5. Ô bienheureuse grâce, qui rendez riche en vertus le pauvre d'esprit, et celui qui possède de grands biens humble de cœur!

Venez, descendez en moi, remplissez-moi dès le matin de votre consolation, de peur que mon âme épuisée, aride, ne vienne à défaillir de lassitude.

J'implore votre grâce, ô mon Dieu, je ne veux qu'elle: car votre grâce me suffit[514], quand je n'obtiendrais rien de ce que la nature désire.

[ [514] II. Cor., XII, 9.

Si je suis éprouvé, tourmenté par beaucoup de tribulations, je ne craindrai aucuns maux, tandis que votre grâce sera avec moi.
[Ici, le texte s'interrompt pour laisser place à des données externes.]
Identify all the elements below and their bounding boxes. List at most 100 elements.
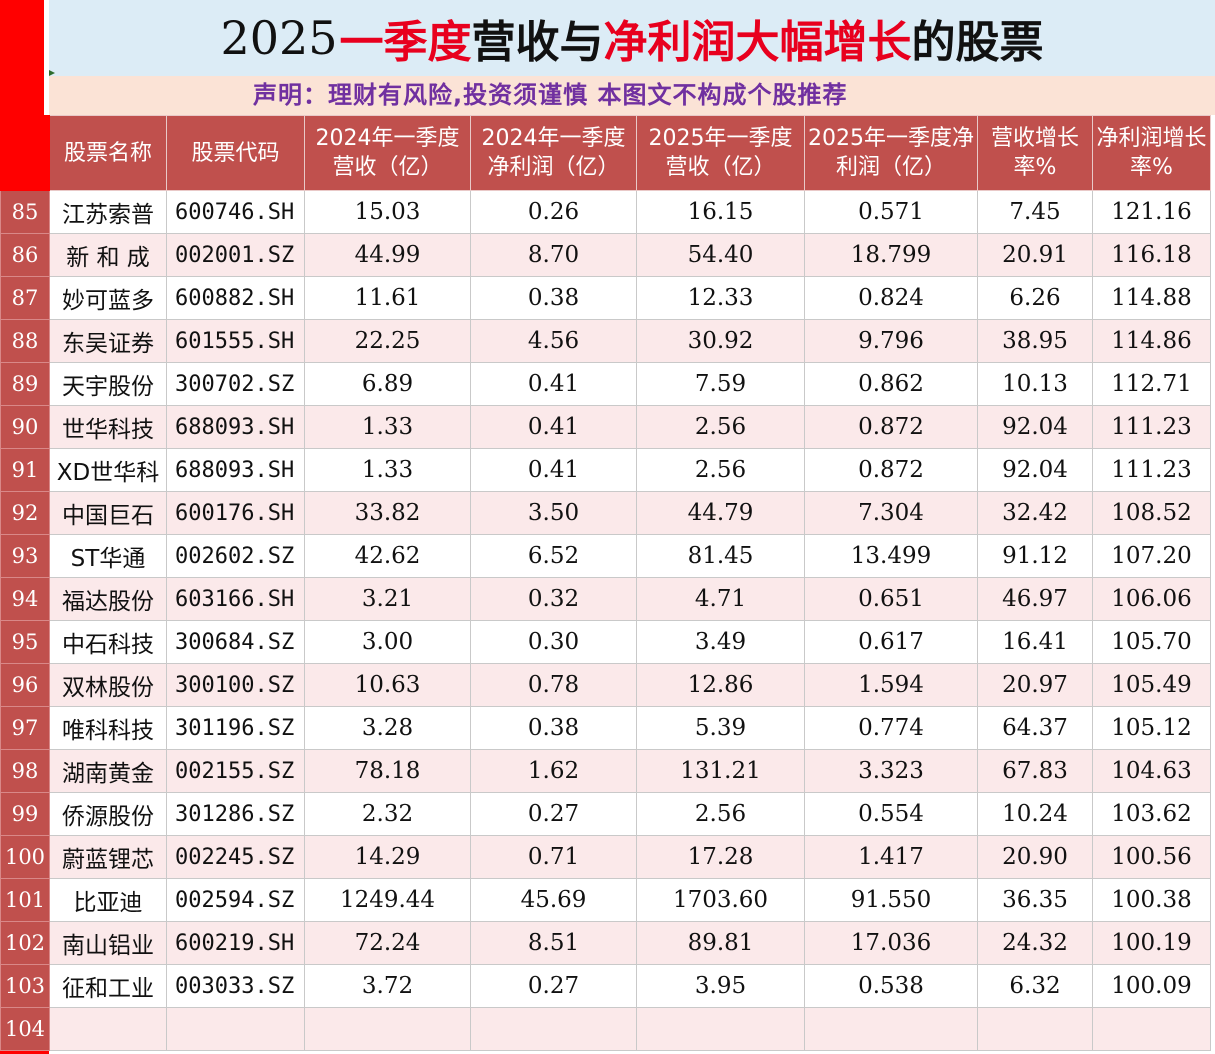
rev-2025q1-cell[interactable]: 89.81: [636, 921, 805, 965]
np-2024q1-cell[interactable]: 6.52: [470, 534, 637, 578]
np-2024q1-cell[interactable]: 0.71: [470, 835, 637, 879]
rev-2025q1-cell[interactable]: 4.71: [636, 577, 805, 621]
np-2024q1-cell[interactable]: 4.56: [470, 319, 637, 363]
np-2024q1-cell[interactable]: 45.69: [470, 878, 637, 922]
np-growth-cell[interactable]: 116.18: [1092, 233, 1211, 277]
np-2025q1-cell[interactable]: [804, 1007, 978, 1051]
stock-name-cell[interactable]: 征和工业: [49, 964, 167, 1008]
header-stock-code[interactable]: 股票代码: [166, 115, 305, 191]
stock-code-cell[interactable]: 601555.SH: [166, 319, 305, 363]
rev-2025q1-cell[interactable]: 44.79: [636, 491, 805, 535]
rev-2024q1-cell[interactable]: 15.03: [304, 190, 471, 234]
header-rev-2024q1[interactable]: 2024年一季度营收（亿）: [304, 115, 471, 191]
stock-name-cell[interactable]: 新 和 成: [49, 233, 167, 277]
rev-2025q1-cell[interactable]: [636, 1007, 805, 1051]
np-2024q1-cell[interactable]: 0.38: [470, 706, 637, 750]
rev-2025q1-cell[interactable]: 2.56: [636, 405, 805, 449]
stock-code-cell[interactable]: 688093.SH: [166, 448, 305, 492]
rev-2024q1-cell[interactable]: 44.99: [304, 233, 471, 277]
header-rev-growth[interactable]: 营收增长率%: [977, 115, 1093, 191]
stock-name-cell[interactable]: 双林股份: [49, 663, 167, 707]
rev-2025q1-cell[interactable]: 5.39: [636, 706, 805, 750]
rev-2024q1-cell[interactable]: 22.25: [304, 319, 471, 363]
np-2025q1-cell[interactable]: 0.872: [804, 405, 978, 449]
np-growth-cell[interactable]: 111.23: [1092, 405, 1211, 449]
header-stock-name[interactable]: 股票名称: [49, 115, 167, 191]
stock-name-cell[interactable]: 侨源股份: [49, 792, 167, 836]
rev-2025q1-cell[interactable]: 54.40: [636, 233, 805, 277]
rev-2024q1-cell[interactable]: 2.32: [304, 792, 471, 836]
rev-2024q1-cell[interactable]: 3.28: [304, 706, 471, 750]
np-2025q1-cell[interactable]: 1.417: [804, 835, 978, 879]
stock-name-cell[interactable]: 天宇股份: [49, 362, 167, 406]
np-growth-cell[interactable]: 100.38: [1092, 878, 1211, 922]
np-growth-cell[interactable]: 103.62: [1092, 792, 1211, 836]
stock-code-cell[interactable]: 300100.SZ: [166, 663, 305, 707]
rev-growth-cell[interactable]: [977, 1007, 1093, 1051]
rev-growth-cell[interactable]: 91.12: [977, 534, 1093, 578]
stock-name-cell[interactable]: 中国巨石: [49, 491, 167, 535]
stock-code-cell[interactable]: 002155.SZ: [166, 749, 305, 793]
stock-code-cell[interactable]: 600882.SH: [166, 276, 305, 320]
stock-name-cell[interactable]: 唯科科技: [49, 706, 167, 750]
rev-growth-cell[interactable]: 20.90: [977, 835, 1093, 879]
stock-name-cell[interactable]: 湖南黄金: [49, 749, 167, 793]
rev-growth-cell[interactable]: 10.13: [977, 362, 1093, 406]
stock-code-cell[interactable]: 603166.SH: [166, 577, 305, 621]
rev-growth-cell[interactable]: 32.42: [977, 491, 1093, 535]
rev-2025q1-cell[interactable]: 81.45: [636, 534, 805, 578]
rev-2024q1-cell[interactable]: 10.63: [304, 663, 471, 707]
stock-code-cell[interactable]: 301196.SZ: [166, 706, 305, 750]
np-2025q1-cell[interactable]: 3.323: [804, 749, 978, 793]
np-growth-cell[interactable]: 107.20: [1092, 534, 1211, 578]
rev-growth-cell[interactable]: 64.37: [977, 706, 1093, 750]
rev-growth-cell[interactable]: 24.32: [977, 921, 1093, 965]
np-2024q1-cell[interactable]: 0.38: [470, 276, 637, 320]
np-2024q1-cell[interactable]: 0.78: [470, 663, 637, 707]
rev-growth-cell[interactable]: 38.95: [977, 319, 1093, 363]
rev-2025q1-cell[interactable]: 12.86: [636, 663, 805, 707]
rev-2025q1-cell[interactable]: 2.56: [636, 448, 805, 492]
np-2024q1-cell[interactable]: 8.51: [470, 921, 637, 965]
rev-growth-cell[interactable]: 6.32: [977, 964, 1093, 1008]
rev-2024q1-cell[interactable]: 78.18: [304, 749, 471, 793]
header-rev-2025q1[interactable]: 2025年一季度营收（亿）: [636, 115, 805, 191]
np-2024q1-cell[interactable]: 0.41: [470, 362, 637, 406]
np-growth-cell[interactable]: 111.23: [1092, 448, 1211, 492]
stock-name-cell[interactable]: XD世华科: [49, 448, 167, 492]
np-2025q1-cell[interactable]: 0.774: [804, 706, 978, 750]
stock-code-cell[interactable]: 600746.SH: [166, 190, 305, 234]
rev-2024q1-cell[interactable]: 3.72: [304, 964, 471, 1008]
rev-2024q1-cell[interactable]: 11.61: [304, 276, 471, 320]
rev-2025q1-cell[interactable]: 3.49: [636, 620, 805, 664]
np-growth-cell[interactable]: 104.63: [1092, 749, 1211, 793]
rev-growth-cell[interactable]: 6.26: [977, 276, 1093, 320]
rev-growth-cell[interactable]: 16.41: [977, 620, 1093, 664]
rev-2025q1-cell[interactable]: 12.33: [636, 276, 805, 320]
header-np-2024q1[interactable]: 2024年一季度净利润（亿）: [470, 115, 637, 191]
rev-growth-cell[interactable]: 20.97: [977, 663, 1093, 707]
np-growth-cell[interactable]: 105.70: [1092, 620, 1211, 664]
rev-growth-cell[interactable]: 36.35: [977, 878, 1093, 922]
stock-code-cell[interactable]: 002245.SZ: [166, 835, 305, 879]
np-2025q1-cell[interactable]: 0.872: [804, 448, 978, 492]
rev-2024q1-cell[interactable]: 42.62: [304, 534, 471, 578]
rev-growth-cell[interactable]: 20.91: [977, 233, 1093, 277]
rev-growth-cell[interactable]: 67.83: [977, 749, 1093, 793]
np-2025q1-cell[interactable]: 0.571: [804, 190, 978, 234]
stock-code-cell[interactable]: 300684.SZ: [166, 620, 305, 664]
stock-name-cell[interactable]: 中石科技: [49, 620, 167, 664]
np-growth-cell[interactable]: 121.16: [1092, 190, 1211, 234]
np-growth-cell[interactable]: 100.56: [1092, 835, 1211, 879]
stock-code-cell[interactable]: 688093.SH: [166, 405, 305, 449]
rev-2025q1-cell[interactable]: 30.92: [636, 319, 805, 363]
np-2024q1-cell[interactable]: 0.27: [470, 792, 637, 836]
np-growth-cell[interactable]: 100.09: [1092, 964, 1211, 1008]
np-2024q1-cell[interactable]: 0.41: [470, 405, 637, 449]
rev-2025q1-cell[interactable]: 16.15: [636, 190, 805, 234]
rev-2024q1-cell[interactable]: 3.21: [304, 577, 471, 621]
rev-growth-cell[interactable]: 92.04: [977, 448, 1093, 492]
np-growth-cell[interactable]: 105.12: [1092, 706, 1211, 750]
rev-2024q1-cell[interactable]: [304, 1007, 471, 1051]
stock-code-cell[interactable]: 600219.SH: [166, 921, 305, 965]
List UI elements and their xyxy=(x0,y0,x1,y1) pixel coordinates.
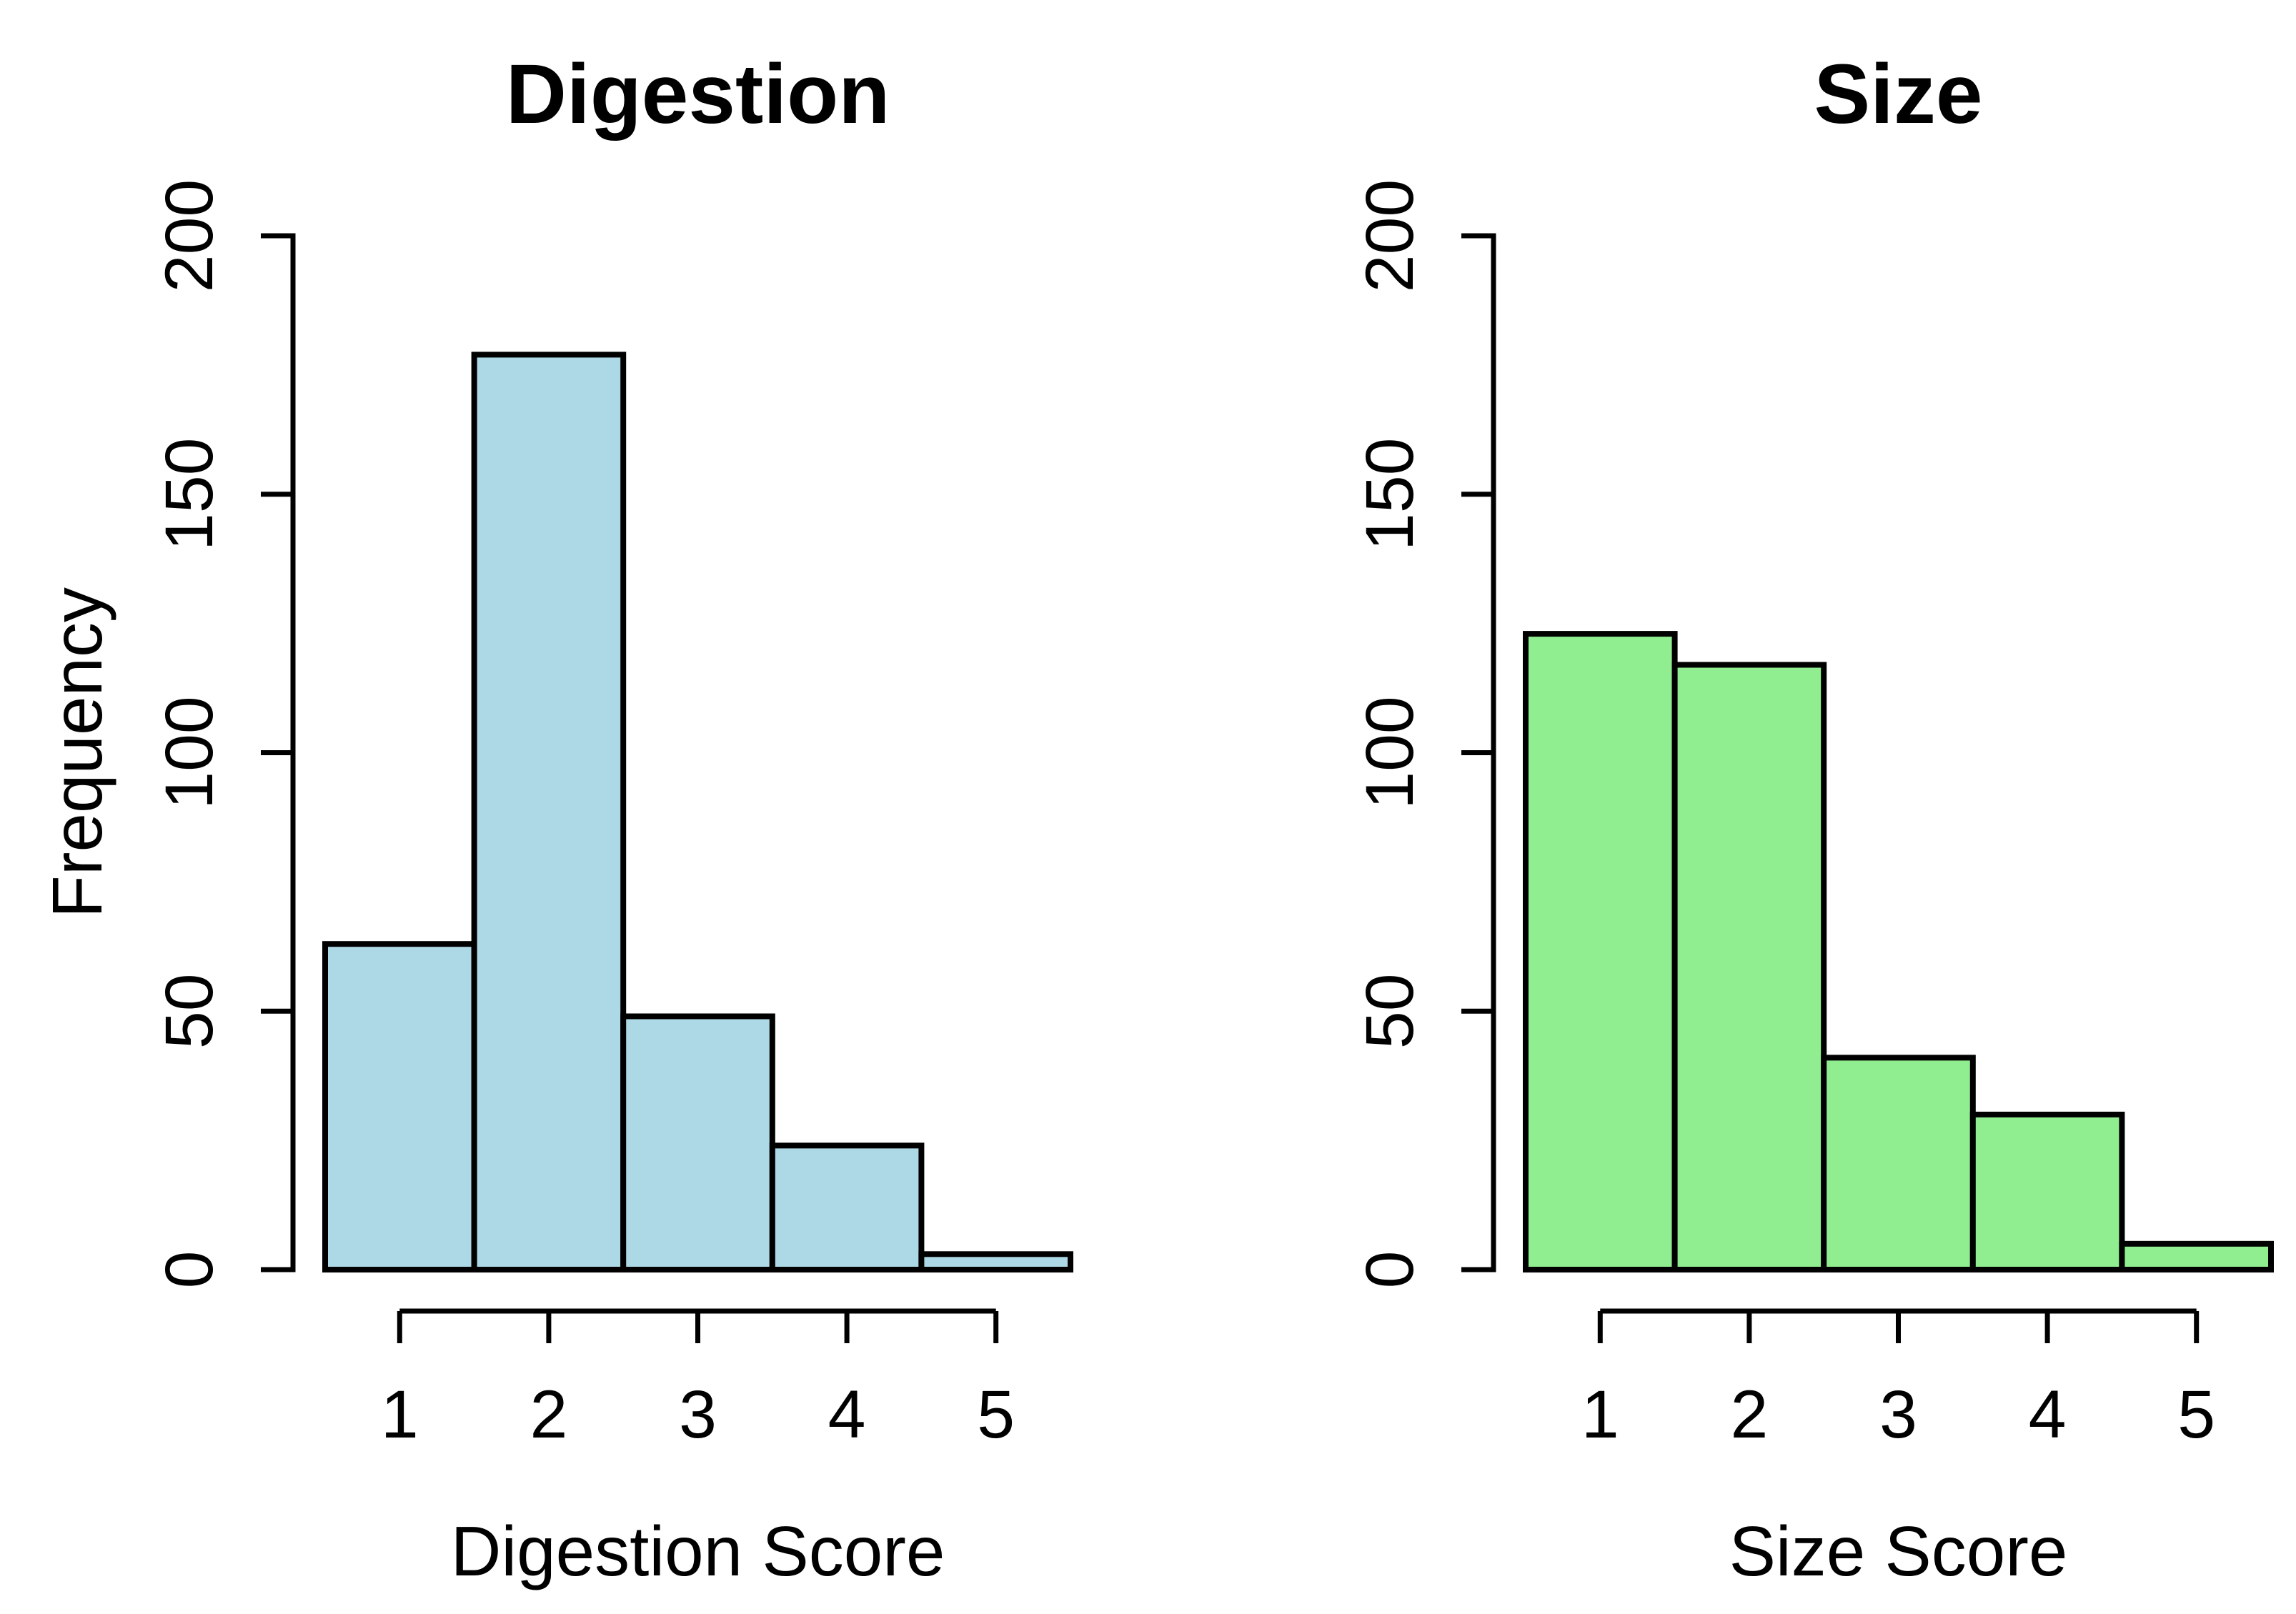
x-tick-label: 5 xyxy=(2177,1377,2215,1453)
x-tick-label: 1 xyxy=(1581,1377,1619,1453)
x-tick-label: 3 xyxy=(679,1377,717,1453)
x-axis-label: Size Score xyxy=(1729,1512,2068,1590)
histogram-bar xyxy=(471,352,627,1272)
x-tick-label: 1 xyxy=(381,1377,419,1453)
y-tick-label: 200 xyxy=(151,179,227,293)
y-tick-label: 0 xyxy=(1352,1251,1428,1289)
y-tick-label: 150 xyxy=(1352,437,1428,551)
histogram-bar xyxy=(769,1142,925,1272)
x-tick-label: 2 xyxy=(1730,1377,1768,1453)
histogram-bar xyxy=(1821,1055,1976,1272)
x-tick-label: 4 xyxy=(828,1377,866,1453)
x-tick-label: 3 xyxy=(1879,1377,1917,1453)
x-tick-label: 2 xyxy=(530,1377,567,1453)
y-tick-label: 200 xyxy=(1352,179,1428,293)
y-tick-label: 100 xyxy=(1352,696,1428,810)
histogram-bar xyxy=(620,1013,775,1272)
chart-title: Size xyxy=(1814,47,1982,141)
histogram-bar xyxy=(1969,1111,2125,1272)
histogram-bar xyxy=(1671,662,1827,1272)
x-tick-label: 5 xyxy=(977,1377,1015,1453)
y-tick-label: 150 xyxy=(151,437,227,551)
y-tick-label: 50 xyxy=(151,973,227,1049)
y-tick-label: 50 xyxy=(1352,973,1428,1049)
x-axis-label: Digestion Score xyxy=(451,1512,945,1590)
histogram-bar xyxy=(918,1251,1074,1273)
histogram-bar xyxy=(2119,1240,2274,1272)
right-histogram: Size 0 50 100 150 200 1 2 3 4 5 Size Score xyxy=(1352,47,2274,1590)
y-tick-label: 0 xyxy=(151,1251,227,1289)
y-tick-label: 100 xyxy=(151,696,227,810)
x-tick-label: 4 xyxy=(2029,1377,2067,1453)
histogram-bar xyxy=(1523,631,1678,1272)
left-histogram: Digestion 0 50 100 150 200 Frequency 1 2 3 4 5 Diges… xyxy=(38,47,1074,1590)
chart-title: Digestion xyxy=(506,47,890,141)
histogram-bar xyxy=(322,941,477,1272)
y-axis-label: Frequency xyxy=(38,587,116,918)
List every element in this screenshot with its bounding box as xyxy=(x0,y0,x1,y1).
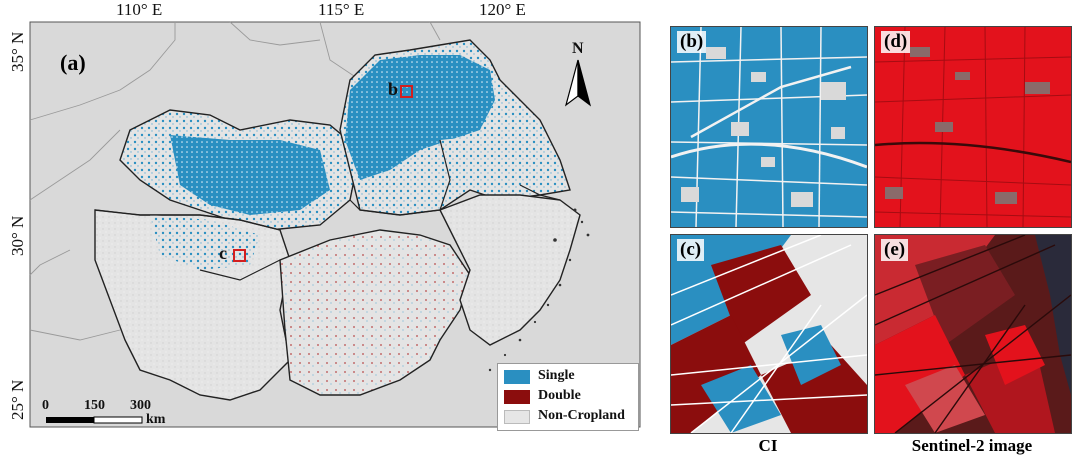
coastline-islands xyxy=(488,208,590,372)
panel-c-label: (c) xyxy=(677,239,705,261)
panel-d-label: (d) xyxy=(881,31,911,53)
panel-e-label: (e) xyxy=(881,239,909,261)
legend-swatch-single xyxy=(504,370,530,384)
site-b-box xyxy=(400,85,413,98)
main-map-label: (a) xyxy=(60,50,86,75)
scale-unit: km xyxy=(146,412,166,427)
legend-label-noncropland: Non-Cropland xyxy=(538,408,625,423)
map-legend: Single Double Non-Cropland xyxy=(497,363,639,431)
panel-c-image xyxy=(671,235,867,433)
caption-ci: CI xyxy=(758,436,778,455)
main-map: 110° E 115° E 120° E 35° N 30° N 25° N (… xyxy=(8,0,641,431)
lat-label-35: 35° N xyxy=(8,31,27,72)
panel-d: (d) xyxy=(874,26,1072,228)
scale-tick-150: 150 xyxy=(84,398,105,413)
site-c-box xyxy=(233,249,246,262)
site-b-label: b xyxy=(388,79,399,99)
panel-b: (b) xyxy=(670,26,868,228)
lon-label-110: 110° E xyxy=(116,0,163,19)
north-label: N xyxy=(572,40,584,57)
legend-label-single: Single xyxy=(538,368,575,383)
scale-tick-300: 300 xyxy=(130,398,151,413)
outer-boundaries xyxy=(29,21,441,341)
panel-d-image xyxy=(875,27,1071,227)
site-c-label: c xyxy=(219,243,227,263)
legend-swatch-noncropland xyxy=(504,410,530,424)
main-map-canvas xyxy=(29,21,641,428)
panel-b-label: (b) xyxy=(677,31,707,53)
lat-label-30: 30° N xyxy=(8,215,27,256)
legend-label-double: Double xyxy=(538,388,581,403)
scale-tick-0: 0 xyxy=(42,398,49,413)
panel-e: (e) xyxy=(874,234,1072,434)
north-arrow-icon xyxy=(564,59,592,107)
study-area xyxy=(94,39,581,401)
lon-label-120: 120° E xyxy=(479,0,526,19)
panel-b-image xyxy=(671,27,867,227)
lat-label-25: 25° N xyxy=(8,379,27,420)
legend-swatch-double xyxy=(504,390,530,404)
panel-c: (c) xyxy=(670,234,868,434)
scale-bar-graphic xyxy=(46,416,143,424)
panel-e-image xyxy=(875,235,1071,433)
lon-label-115: 115° E xyxy=(318,0,365,19)
caption-sentinel: Sentinel-2 image xyxy=(911,436,1033,455)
Elle est ma force, mon conseil, mon appui.

Elle est plus puissante que tous les ennemis, et plus sage que tous les sages.

6. Elle enseigne la vérité, et règle la conduite; elle est la lumière du cœur, et sa consolation dans l'angoisse; elle chasse la tristesse, dissipe la crainte, nourrit la piété, produit les larmes.

Que suis-je sans elle qu'un bois sec, un rameau stérile qui n'est bon qu'à jeter?